郦君玉花了多少功夫才坐到今日这个高位,荣发自然是比旁人知道得都清楚,郦君玉虽然经常自嘲自己福星高照,走运走到脚趾头,这才少年得意,官居一品。
其实这世上又有什么是白给的呢,就算运气好,那也不可能坐在那里就有天上掉下来的一品官儿给你做啊!她家小姐在人后费了几许心力,流了多少汗水,熬了多少不眠之夜,荣发全都看在眼中,心疼之余又万分钦佩。因此也不愿她就这样被孟府的人认了出来,带回家去。
想一想问道,“小姐你能不能和老爷,大少爷好好说说呢,你现在这个官是凭自己真本事得来的,那就证明你有这个能耐,为什么非要把个这样的人才关在家里,再去嫁一个明显不如你的人!唉,现在我是觉得皇甫少爷也一般般了,就是那么回事,小姐你经常还要指点他的,嫁了他之后就要以他为尊了,凭什么啊!让老爷和大少爷他们假装不知,再容你做几年丞相行不行?”
郦君玉摇头,“九成说不通,你还记得我小时候,我爹那么疼我,可是我说不要学《女诫》时他就严厉起来了,最后还想要请家法,幸亏你家小姐我机灵,知道好汉不吃眼前亏的道理,不然可有的闹了,我现在这样在外抛头露面做官的事情,他老人家只怕会觉得大逆不道。”

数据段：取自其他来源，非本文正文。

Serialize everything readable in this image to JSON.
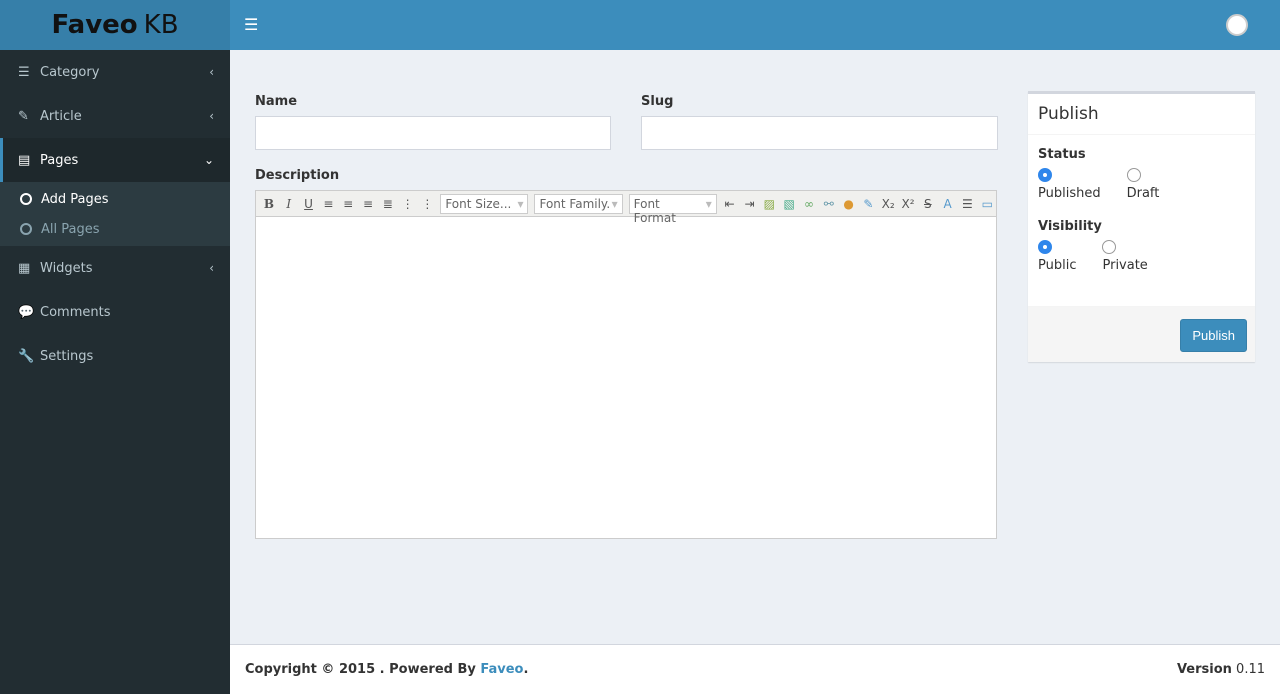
{
  "brand": {
    "bold": "Faveo",
    "light": "KB"
  },
  "sidebar": {
    "items": [
      {
        "label": "Category",
        "icon": "list-icon"
      },
      {
        "label": "Article",
        "icon": "edit-icon"
      },
      {
        "label": "Pages",
        "icon": "file-icon"
      },
      {
        "label": "Widgets",
        "icon": "grid-icon"
      },
      {
        "label": "Comments",
        "icon": "comments-icon"
      },
      {
        "label": "Settings",
        "icon": "wrench-icon"
      }
    ],
    "sub": [
      {
        "label": "Add Pages"
      },
      {
        "label": "All Pages"
      }
    ]
  },
  "form": {
    "name_label": "Name",
    "slug_label": "Slug",
    "description_label": "Description",
    "name_value": "",
    "slug_value": ""
  },
  "editor": {
    "font_size": "Font Size...",
    "font_family": "Font Family.",
    "font_format": "Font Format"
  },
  "publish": {
    "title": "Publish",
    "status_label": "Status",
    "status_options": [
      "Published",
      "Draft"
    ],
    "status_selected": "Published",
    "visibility_label": "Visibility",
    "visibility_options": [
      "Public",
      "Private"
    ],
    "visibility_selected": "Public",
    "button": "Publish"
  },
  "footer": {
    "copyright": "Copyright © 2015 . Powered By ",
    "link": "Faveo",
    "dot": ".",
    "version_label": "Version",
    "version": "0.11"
  },
  "colors": {
    "primary": "#3c8dbc",
    "sidebar": "#222d32"
  }
}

荣发道,“我也记得,那时吓得够呛,映雪姐的娘连金创药都给你准备好了,我还生气呢,问她怎么不去求求夫人劝老爷别打你,反而准备起伤药来了,映雪姐的娘可是小姐你的奶娘啊,按理说是比夫人跟你还亲的,她竟然也说‘不能劝,顺着你就是害了你,这根逆筋一定要打过来!’唉!可见人人都是这么想。”
愁眉苦脸地托腮细思,又道,“那大少爷呢,他总该比老爷好说话吧,虽说这些年你跟他不如小时候那么亲近了,可毕竟是你亲哥哥啊,谁家兄长不疼妹子的呢,小姐你要不先悄悄和他说说,让他帮你探探老爷和夫人的口风。”
郦君玉还是摇头,“大哥也很难说通的。你知道为什么我近些年来和他没有以前那么亲近了?”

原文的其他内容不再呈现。